Прошел сквозь тесный тамбур на офицерскую половину, чувствуя у себя за спиной ждущие, всевидящие глаза молодых солдат.
В офицерском жилище с такими же железными койками находился лишь один офицер. Взводный Машурин отдыхал после ночного дежурства. Его отдых заключался в том, что, голый по пояс, задрав босые ноги на спинку кровати, он держал у уха хромированный магнитофон и, закрыв глаза, наслаждался музыкой, сладостной и певучей. Его пятнистая маскодежда висела на гвозде. Автомат со спаренным рожком лежал на соседней кровати. А сам он был не здесь, не на маленьком придорожном посту в афганском ущелье Саланг, а в какой-то иной дали, куда уносила его чудесная музыка. Услышал шаги. Открыл глаза, не сразу возвращаясь на землю. Вскочил, улыбаясь то ли своим недавним видениям, то ли командиру.

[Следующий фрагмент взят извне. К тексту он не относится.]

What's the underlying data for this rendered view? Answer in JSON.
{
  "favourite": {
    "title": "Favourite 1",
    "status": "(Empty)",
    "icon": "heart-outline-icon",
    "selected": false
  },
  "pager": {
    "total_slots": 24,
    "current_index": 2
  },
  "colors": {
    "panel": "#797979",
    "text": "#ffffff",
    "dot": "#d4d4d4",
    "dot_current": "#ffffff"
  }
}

Комбат залюбовался его юным лицом, чуть выпуклыми сияющими голубыми глазами. Всем избытком здоровья и молодости. Ожиданием для себя непременного счастья даже здесь, на этой железной койке, рядом с «акаэсом», с зеленым тритоньим комбинезоном.
— Наслаждаетесь, Машурин, новинками итальянской эстрады? Музыкальная пауза? — с легкой иронией произнес комбат, почувствовав вдруг, как сам он уже не молод, как далек от этого изобилия сил, почти забыл в себе это лейтенантское чувство. И пожалел об этом, испытал мгновенную горечь.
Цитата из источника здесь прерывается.